And that's a great philosophy until your email gets rejected by some service tha...

jwecker · on Sept 8, 2016

Back when SMTP servers still had remnants of UUCP etc.- where the address could actually contain characters that specify intermediate servers to route to, I would have argued that front-end sanitization was important as, for example, html sanitization from end-users from a security perspective.

However, IETF made lots of progress simplifying things- to the point where, at the very least, the standard tells us specifically that we should leave it up to the destination host to interpret the local part of the email address-- that is, the thing to the right of the @ should be given the thing on the left unmolested ideally- even being ignored by intermediate relay servers. Since that's what most people complain about, any validation to the left of the @ should become extinct.

But off the top of my head that still leaves the thing on the right of the @ (such as localhost), buffer overflows by allowing longer strings than the standard allows (those limits do exist), and the problem with multiple @ which the MTA may or may not handle well... Since I'm not a security expert I'm going to go out on a limb and assume that I'm missing a bunch of other things.

My point is not that the article is wrong, though- my point is that if he wanted to convince me to only validate by sending the email on any string, he should convince me that those security concerns are not an issue- not that it's not good at catching type-os.

Kadin · on Sept 8, 2016

I think there is a reasonable middle-ground for validating the domain side of an email address. There are RFCs on all this stuff; it's not just a total free-for-all. The RFCs just aren't nearly as strict as a lot of badly-designed validation regexps are, presumably because most people are unaware of the diversity of acceptable email addresses.

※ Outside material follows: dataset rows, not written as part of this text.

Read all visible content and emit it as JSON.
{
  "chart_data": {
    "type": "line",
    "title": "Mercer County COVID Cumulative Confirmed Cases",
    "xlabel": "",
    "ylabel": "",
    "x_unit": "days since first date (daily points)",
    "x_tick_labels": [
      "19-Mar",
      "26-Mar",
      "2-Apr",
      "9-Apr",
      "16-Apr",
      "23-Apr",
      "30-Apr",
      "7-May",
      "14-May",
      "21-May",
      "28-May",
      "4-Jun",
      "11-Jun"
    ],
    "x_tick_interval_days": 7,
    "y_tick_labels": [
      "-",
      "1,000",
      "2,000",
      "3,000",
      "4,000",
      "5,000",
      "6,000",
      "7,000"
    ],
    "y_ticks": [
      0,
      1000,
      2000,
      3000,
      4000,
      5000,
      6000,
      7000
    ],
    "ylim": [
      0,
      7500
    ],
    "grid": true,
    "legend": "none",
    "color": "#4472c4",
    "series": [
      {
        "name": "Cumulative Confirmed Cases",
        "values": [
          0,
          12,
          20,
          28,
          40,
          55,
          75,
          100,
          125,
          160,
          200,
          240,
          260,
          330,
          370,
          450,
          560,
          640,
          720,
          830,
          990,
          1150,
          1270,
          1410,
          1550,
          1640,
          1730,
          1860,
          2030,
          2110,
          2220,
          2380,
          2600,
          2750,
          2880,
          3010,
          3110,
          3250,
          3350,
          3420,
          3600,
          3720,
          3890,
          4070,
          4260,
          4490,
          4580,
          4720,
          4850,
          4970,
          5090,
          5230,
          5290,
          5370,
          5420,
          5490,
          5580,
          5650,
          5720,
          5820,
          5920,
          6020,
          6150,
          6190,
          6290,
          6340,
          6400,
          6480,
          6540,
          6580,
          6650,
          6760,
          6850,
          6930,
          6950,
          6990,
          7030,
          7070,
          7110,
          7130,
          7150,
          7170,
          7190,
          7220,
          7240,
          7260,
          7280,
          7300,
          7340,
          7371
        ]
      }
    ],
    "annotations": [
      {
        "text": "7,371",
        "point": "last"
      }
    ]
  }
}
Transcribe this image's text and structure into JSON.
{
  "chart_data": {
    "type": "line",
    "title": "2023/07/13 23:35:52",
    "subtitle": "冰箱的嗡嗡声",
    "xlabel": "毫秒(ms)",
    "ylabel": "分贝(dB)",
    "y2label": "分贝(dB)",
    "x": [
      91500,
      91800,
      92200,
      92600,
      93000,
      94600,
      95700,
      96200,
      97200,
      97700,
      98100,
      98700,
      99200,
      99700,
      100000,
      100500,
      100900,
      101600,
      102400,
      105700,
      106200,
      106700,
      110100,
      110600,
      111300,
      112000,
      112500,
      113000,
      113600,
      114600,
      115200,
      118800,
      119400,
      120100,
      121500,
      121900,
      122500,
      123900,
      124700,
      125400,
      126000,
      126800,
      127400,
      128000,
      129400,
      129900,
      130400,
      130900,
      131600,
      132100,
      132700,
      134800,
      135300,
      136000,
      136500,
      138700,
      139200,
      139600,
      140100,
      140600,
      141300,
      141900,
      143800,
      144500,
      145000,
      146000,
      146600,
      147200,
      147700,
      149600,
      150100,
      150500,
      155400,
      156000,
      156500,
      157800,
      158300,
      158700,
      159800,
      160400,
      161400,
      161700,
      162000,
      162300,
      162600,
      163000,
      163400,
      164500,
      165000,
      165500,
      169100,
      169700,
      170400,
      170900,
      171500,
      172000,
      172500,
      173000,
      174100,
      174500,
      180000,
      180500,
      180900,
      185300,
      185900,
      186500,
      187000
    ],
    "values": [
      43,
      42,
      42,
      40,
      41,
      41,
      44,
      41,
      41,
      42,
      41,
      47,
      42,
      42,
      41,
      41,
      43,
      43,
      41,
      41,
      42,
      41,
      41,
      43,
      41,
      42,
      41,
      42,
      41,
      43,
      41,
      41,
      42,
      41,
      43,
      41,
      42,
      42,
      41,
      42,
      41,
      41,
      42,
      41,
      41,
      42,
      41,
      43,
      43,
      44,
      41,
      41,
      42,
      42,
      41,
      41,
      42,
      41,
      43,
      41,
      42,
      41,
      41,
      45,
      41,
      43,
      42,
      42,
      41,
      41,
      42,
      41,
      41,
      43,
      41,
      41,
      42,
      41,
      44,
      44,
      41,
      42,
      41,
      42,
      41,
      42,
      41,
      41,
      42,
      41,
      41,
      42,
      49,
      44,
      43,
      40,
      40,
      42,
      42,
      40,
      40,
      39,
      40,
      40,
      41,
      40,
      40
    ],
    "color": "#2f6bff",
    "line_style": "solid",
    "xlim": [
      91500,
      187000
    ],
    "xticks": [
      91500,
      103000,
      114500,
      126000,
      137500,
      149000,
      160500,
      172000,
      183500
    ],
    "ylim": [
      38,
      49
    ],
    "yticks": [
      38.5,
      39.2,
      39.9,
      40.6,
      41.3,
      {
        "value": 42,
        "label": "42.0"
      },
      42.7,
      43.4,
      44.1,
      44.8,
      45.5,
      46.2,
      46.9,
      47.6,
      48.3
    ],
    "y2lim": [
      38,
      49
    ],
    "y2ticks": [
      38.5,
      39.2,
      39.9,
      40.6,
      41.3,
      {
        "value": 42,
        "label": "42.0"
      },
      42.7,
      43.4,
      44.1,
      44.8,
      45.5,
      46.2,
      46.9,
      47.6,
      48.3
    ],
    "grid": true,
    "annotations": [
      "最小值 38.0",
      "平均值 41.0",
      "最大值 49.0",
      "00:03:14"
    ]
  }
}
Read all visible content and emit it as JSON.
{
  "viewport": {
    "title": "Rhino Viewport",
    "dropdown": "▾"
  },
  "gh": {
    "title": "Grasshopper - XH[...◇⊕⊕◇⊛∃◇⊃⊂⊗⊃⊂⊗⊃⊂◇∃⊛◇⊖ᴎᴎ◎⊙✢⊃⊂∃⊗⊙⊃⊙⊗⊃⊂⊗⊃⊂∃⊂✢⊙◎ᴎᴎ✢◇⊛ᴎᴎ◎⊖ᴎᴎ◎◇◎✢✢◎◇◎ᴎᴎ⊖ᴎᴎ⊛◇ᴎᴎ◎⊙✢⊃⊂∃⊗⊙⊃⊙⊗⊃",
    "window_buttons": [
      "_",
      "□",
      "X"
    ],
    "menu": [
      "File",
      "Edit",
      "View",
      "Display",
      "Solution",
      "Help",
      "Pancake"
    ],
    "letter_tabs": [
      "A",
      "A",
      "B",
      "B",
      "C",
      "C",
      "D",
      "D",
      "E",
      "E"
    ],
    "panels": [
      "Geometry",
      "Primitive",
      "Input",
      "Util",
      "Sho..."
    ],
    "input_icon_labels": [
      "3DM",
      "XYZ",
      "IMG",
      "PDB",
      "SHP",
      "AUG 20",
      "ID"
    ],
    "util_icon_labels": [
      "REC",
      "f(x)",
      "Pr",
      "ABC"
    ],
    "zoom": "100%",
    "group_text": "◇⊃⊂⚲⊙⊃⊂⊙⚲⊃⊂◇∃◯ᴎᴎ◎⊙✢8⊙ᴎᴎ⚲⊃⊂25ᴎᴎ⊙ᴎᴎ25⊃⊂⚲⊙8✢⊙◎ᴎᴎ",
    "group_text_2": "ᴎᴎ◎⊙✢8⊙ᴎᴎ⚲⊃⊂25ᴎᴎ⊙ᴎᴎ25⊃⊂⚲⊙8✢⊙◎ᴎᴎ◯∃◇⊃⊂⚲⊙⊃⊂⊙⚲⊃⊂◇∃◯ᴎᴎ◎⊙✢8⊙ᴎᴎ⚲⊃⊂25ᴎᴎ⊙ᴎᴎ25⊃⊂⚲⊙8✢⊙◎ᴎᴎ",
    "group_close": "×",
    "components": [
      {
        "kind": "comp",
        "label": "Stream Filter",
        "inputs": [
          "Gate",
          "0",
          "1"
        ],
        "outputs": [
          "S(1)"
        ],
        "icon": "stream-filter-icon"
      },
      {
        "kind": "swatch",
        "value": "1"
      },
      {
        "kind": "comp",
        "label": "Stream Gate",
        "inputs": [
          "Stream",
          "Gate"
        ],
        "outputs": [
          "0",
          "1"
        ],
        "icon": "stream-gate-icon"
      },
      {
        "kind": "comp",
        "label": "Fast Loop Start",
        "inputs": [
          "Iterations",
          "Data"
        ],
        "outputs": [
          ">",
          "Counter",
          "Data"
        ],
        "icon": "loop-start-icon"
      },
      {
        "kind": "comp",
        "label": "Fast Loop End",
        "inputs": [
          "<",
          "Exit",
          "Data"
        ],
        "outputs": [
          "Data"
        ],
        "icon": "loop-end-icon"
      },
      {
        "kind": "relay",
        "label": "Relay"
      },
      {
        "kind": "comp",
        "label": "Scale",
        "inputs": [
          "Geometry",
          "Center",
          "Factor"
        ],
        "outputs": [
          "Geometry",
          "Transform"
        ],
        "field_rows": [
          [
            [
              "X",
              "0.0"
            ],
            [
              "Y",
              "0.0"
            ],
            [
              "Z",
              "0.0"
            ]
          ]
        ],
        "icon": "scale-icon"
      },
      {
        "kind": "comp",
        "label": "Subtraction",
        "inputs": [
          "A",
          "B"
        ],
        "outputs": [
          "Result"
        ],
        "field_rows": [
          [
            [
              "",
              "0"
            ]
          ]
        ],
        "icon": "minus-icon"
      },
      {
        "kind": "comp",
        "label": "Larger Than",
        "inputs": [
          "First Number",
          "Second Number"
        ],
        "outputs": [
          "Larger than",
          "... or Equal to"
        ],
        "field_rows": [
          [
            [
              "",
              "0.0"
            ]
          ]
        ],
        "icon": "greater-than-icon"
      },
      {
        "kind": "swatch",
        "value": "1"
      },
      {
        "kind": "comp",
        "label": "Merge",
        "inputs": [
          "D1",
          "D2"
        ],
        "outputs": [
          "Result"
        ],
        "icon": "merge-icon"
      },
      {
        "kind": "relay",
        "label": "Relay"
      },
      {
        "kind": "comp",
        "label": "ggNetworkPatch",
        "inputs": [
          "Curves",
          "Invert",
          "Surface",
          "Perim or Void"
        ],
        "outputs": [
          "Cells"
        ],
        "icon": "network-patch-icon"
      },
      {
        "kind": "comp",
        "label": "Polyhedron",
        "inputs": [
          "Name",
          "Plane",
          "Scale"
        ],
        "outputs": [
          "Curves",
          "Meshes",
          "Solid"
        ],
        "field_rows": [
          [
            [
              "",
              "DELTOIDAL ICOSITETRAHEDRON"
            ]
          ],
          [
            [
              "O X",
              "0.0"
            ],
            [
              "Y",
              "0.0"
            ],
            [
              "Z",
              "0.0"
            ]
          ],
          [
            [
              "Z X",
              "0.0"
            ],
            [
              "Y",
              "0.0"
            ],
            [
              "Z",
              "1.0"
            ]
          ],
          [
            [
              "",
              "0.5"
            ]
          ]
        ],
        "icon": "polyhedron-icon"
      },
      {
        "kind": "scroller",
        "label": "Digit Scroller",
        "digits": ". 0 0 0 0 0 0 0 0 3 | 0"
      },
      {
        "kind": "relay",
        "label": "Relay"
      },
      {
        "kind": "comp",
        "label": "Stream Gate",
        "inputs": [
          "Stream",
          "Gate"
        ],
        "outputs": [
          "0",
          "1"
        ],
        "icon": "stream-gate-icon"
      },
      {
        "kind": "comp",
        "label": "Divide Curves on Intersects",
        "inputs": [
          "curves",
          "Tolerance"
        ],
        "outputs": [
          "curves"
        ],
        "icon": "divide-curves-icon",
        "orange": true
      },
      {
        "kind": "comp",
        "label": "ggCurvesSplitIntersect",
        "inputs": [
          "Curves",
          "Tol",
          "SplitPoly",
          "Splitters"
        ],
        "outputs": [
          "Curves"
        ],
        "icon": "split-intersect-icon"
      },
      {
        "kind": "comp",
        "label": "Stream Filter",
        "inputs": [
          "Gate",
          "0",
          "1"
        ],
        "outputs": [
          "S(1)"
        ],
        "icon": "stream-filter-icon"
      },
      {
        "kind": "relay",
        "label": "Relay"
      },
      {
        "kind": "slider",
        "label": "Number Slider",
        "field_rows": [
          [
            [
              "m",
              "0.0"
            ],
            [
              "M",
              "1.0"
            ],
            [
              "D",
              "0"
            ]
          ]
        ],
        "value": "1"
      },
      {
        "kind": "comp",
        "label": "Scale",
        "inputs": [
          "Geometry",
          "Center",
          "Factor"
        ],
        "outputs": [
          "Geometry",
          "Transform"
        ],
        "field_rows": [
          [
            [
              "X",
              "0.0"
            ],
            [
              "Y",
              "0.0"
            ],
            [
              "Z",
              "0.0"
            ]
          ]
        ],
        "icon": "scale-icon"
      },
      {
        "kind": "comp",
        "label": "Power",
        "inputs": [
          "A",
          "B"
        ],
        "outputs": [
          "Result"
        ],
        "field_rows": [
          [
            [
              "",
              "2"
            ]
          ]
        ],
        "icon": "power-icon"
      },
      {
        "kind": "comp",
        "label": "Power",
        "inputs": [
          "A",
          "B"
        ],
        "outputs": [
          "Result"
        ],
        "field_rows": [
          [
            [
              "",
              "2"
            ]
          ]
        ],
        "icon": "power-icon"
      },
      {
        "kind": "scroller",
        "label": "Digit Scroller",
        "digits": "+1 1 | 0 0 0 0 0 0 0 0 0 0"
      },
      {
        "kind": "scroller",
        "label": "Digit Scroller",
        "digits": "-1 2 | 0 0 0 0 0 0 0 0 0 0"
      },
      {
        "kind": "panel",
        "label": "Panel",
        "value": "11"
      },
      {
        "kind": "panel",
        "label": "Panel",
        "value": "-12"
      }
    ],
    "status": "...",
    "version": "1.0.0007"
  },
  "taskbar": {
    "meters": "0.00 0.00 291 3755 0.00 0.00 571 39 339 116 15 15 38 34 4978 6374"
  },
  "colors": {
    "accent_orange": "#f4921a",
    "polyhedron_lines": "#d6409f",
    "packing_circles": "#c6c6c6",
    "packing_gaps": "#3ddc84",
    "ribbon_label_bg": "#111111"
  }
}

The currently operative RFC is 5322, specifically section 3.4.1: https://tools.ietf.org/html/rfc5322#section-3.4.1

There are some basic rules that you could safely apply to an address, which would prevent some attacks (buffer overflows, etc.) while also not blocking any legitimate addresses. E.g. limiting the overall length to 255 characters, for instance, could be defensible practice. There are also well-defined rules for validating the domain portion, since it has to be a routable address by definition.

What nobody ought to be doing is looking too hard at the string to the left of the @ symbol, because it's designed purely as instructions to the recipient server. Nobody else needs to care about it; only the receiving mailserver needs to actually parse that part of the address, in order to put the message into the right mailbox. From what I've seen, the vast majority of false-positive validation failures occur because people are looking at the mailbox portion of an email address when they have no business doing so.